The problem is compounded by the fact that low-income uninsured adults in states that opted not to expand Medicaid eligibility as part of the Patient Protection and Affordable Care Act appear to have more health-related issues than those uninsured adults living in states that expanded public insurance coverage.
A multi-institutional team led by researchers at the Perelman School of Medicine at the University of Pennsylvania has found that despite widespread rumors of limited access to primary care services, providers across the country were capable of accepting new patients prior to the start of the Affordable Care Act coverage expansions. That doesn't mean they did.
The simulated-patient study, to be published in the April 7th issue of JAMA Internal Medicine, found that in the states surveyed, primary care physician offices provided an appointment for 85 percent of the callers posing as patients with private insurance and for 58 percent of the callers posing as patients with Medicaid. Appointment rates were 79 percent for uninsured with full cash payment, but only 15 percent for those who could not pay more than $75 at the time of the visit. For all insurance types in most states, median wait times for a new patient appointment were just under one week.
“A key finding from our study is that despite the widely publicized shortage of primary care physicians, primary care capacity does exist in each state,” said the study’s lead author, Karin Rhodes, MD, MS, associate professor and director of the Center for Emergency Care Policy&Research in the Department of Emergency Medicine at Penn. “This is important information in light of concerns about the capacity of the U.S. health system to meet the demands of millions of new patients who are now obtaining insurance under the Affordable Care Act.”
For the study, researchers from the Perelman School of Medicine’s Department of Emergency Medicine, the University of Pennsylvania’s Leonard Davis Institute of Health Economics, and the Urban Institute conducted a simulated patient study in 10 diverse states to gather baseline data about access to primary care for nonelderly adults who are seeking primary care appointments as new patients prior to the major provisions of the Affordable Care Act.

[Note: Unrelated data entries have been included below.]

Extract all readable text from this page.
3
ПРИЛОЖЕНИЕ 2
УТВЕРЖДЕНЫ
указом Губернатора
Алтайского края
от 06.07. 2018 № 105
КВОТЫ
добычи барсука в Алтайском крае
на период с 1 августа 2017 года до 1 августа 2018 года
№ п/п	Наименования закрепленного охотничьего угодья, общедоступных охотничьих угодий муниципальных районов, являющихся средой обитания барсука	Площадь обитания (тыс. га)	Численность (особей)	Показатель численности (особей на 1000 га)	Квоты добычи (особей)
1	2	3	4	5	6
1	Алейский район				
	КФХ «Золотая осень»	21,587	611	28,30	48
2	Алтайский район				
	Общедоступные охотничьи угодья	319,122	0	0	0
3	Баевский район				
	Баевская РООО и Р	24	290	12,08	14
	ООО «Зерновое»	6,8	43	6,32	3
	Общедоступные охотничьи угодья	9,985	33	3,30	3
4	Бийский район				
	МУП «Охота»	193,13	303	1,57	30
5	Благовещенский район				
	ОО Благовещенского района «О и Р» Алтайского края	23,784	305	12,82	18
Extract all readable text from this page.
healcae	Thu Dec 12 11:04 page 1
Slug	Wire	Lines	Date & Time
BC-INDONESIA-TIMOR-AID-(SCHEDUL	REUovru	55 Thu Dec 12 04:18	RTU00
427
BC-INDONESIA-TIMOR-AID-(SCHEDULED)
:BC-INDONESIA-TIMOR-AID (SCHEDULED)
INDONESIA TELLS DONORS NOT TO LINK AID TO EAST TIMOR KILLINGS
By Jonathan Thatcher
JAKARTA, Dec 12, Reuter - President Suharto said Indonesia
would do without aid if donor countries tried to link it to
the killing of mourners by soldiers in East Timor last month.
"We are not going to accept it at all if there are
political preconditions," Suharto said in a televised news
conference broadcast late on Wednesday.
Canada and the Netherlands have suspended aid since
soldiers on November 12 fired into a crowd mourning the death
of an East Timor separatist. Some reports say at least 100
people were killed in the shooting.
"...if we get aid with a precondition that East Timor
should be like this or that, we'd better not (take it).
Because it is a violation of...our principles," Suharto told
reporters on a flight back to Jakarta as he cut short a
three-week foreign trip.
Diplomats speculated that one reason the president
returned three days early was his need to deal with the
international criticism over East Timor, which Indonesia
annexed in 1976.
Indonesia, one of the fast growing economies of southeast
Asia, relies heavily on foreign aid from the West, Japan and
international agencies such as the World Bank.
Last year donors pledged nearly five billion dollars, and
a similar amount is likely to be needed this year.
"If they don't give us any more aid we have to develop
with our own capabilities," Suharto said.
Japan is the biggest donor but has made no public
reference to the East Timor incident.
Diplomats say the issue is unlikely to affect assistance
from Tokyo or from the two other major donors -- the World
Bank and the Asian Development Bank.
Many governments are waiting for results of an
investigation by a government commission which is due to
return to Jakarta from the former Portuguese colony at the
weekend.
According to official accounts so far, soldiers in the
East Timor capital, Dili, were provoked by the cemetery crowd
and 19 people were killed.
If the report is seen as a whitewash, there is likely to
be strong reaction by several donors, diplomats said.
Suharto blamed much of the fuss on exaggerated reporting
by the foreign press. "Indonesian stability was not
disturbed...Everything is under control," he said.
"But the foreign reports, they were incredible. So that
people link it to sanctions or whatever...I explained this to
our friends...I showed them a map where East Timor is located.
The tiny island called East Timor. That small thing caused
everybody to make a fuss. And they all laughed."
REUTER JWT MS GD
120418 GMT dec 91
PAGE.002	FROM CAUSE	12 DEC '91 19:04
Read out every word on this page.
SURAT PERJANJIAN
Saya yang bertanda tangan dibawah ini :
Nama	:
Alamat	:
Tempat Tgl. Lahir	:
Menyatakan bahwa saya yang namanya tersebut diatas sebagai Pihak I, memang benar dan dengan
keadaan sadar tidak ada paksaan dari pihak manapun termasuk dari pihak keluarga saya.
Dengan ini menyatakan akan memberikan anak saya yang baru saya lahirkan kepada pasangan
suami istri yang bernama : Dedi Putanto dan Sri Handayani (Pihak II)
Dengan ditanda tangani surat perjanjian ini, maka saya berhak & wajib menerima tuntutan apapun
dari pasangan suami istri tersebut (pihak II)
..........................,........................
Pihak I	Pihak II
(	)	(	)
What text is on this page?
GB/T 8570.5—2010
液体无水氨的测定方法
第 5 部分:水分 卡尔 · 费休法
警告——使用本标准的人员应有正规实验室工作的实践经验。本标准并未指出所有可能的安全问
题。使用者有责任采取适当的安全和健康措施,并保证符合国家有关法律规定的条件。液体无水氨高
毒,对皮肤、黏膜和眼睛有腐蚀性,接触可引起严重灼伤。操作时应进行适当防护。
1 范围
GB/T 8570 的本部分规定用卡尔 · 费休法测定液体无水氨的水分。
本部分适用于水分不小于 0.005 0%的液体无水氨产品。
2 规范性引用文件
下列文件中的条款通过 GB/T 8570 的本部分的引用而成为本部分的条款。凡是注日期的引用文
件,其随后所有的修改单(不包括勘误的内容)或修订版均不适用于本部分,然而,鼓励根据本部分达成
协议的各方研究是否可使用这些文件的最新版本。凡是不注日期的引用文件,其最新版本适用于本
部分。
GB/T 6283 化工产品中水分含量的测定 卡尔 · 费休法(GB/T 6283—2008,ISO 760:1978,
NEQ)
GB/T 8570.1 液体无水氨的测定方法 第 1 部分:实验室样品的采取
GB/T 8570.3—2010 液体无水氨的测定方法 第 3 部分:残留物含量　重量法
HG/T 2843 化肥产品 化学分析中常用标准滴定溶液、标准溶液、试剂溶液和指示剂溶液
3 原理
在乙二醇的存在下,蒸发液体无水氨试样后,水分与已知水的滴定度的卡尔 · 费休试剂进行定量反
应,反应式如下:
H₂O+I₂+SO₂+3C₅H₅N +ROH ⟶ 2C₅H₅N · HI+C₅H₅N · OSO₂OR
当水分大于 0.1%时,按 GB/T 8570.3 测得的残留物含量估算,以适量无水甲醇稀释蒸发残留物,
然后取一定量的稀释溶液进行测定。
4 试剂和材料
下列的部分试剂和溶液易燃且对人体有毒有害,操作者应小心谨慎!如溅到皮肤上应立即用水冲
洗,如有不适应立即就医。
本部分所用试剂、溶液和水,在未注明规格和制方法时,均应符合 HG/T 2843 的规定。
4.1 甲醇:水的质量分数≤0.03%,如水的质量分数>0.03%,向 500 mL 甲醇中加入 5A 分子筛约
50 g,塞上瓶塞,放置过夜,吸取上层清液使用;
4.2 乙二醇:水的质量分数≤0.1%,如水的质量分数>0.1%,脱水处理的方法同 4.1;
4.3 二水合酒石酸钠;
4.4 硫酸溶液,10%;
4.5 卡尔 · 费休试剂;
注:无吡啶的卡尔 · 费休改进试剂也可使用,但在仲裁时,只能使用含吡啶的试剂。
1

Between November 2012 and March 2013, the research team made almost 13,000 calls to approximately 8,000 primary care practices while posing as new patients requesting appointments for either routine care or a serious health concern (such as newly diagnosed untreated hypertension). The callers were assigned to either private insurance, Medicaid, or no insurance. Importantly, for the Medicaid scenario, the researchers only called practices that participate in the state’s Medicaid program.
“This study highlights the importance of assisting new Medicaid beneficiaries to quickly identify practices that both accept their insurance and have the capacity to accept new patients.” said senior author Daniel Polsky, PhD, professor of Medicine and executive director, Leonard Davis Institute of Health Economics. “Even if a new Medicaid beneficiary were to call the two-thirds of primary care practices that participate in their state’s Medicaid program, only 58 percent of those practices were giving an appointment to a new Medicaid patient.” Polsky is hopeful that the primary care rate bump, which raises the Medicaid payment for primary care services up to the level of Medicare, will help encourage more primary care providers to accept new Medicaid patients.
“Perhaps the most discouraging news from this study is how few low income uninsured patients would be able to get a new patient appointment,” said Dr. Rhodes. “We estimate that only 15 percent of uninsured patients could get an appointment if they were able to pay $75 at the visit and make a payment arrangement for the remainder. And even that may be an optimistic scenario, given that the vast majority of uninsured adults are low income (living below 250 percent of the poverty level). In the 25 states that have not expanded Medicaid under the Affordable Care Act, it will be important to shore up the health care safety net.”
Despite these findings, Rhodes continued “The really good news is that if you get an appointment, most patients could be seen within one to two weeks, indicating that there is still lots of capacity in the system.”
The study serves as an important baseline measure that can be used to track changes in new patient appointment rates associated with Affordable Care Act health insurance expansion. For example, the same search problems found for Medicaid enrollees may be applicable to adults gaining coverage through the new private insurance marketplaces, especially in low-cost plans with narrower provider networks.
The states studied were Arkansas, Georgia, Illinois, Iowa, Massachusetts, Montana, New Jersey, Oregon, Pennsylvania, and Texas. They were selected for diversity along numerous dimensions. Collectively they comprise almost a third of the U.S. non-elderly, Medicaid, and currently uninsured populations.
Additional Penn co-authors on the new study include Robert Wood Johnson Foundation Health and Society Scholar, Brendan Saloner, PhD, and two Perelman School of Medicine students, Ari Friedman, MS and Charlotte Lawson. Co-authors Genevieve Kenney, PhD and Douglas Wissoker, PhD, senior fellows at the Urban Institute, were key contributors to the study. The team is simultaneously releasing two policy briefs (see links below) through the Urban Institute with additional findings that put the study results in a broader context.
Funding for the study was provided by a grant from the Robert Wood Johnson Foundation (70160). The Blue Cross Blue Shield Foundation of Massachusetts provided additional support for a supplemental sample in Massachusetts.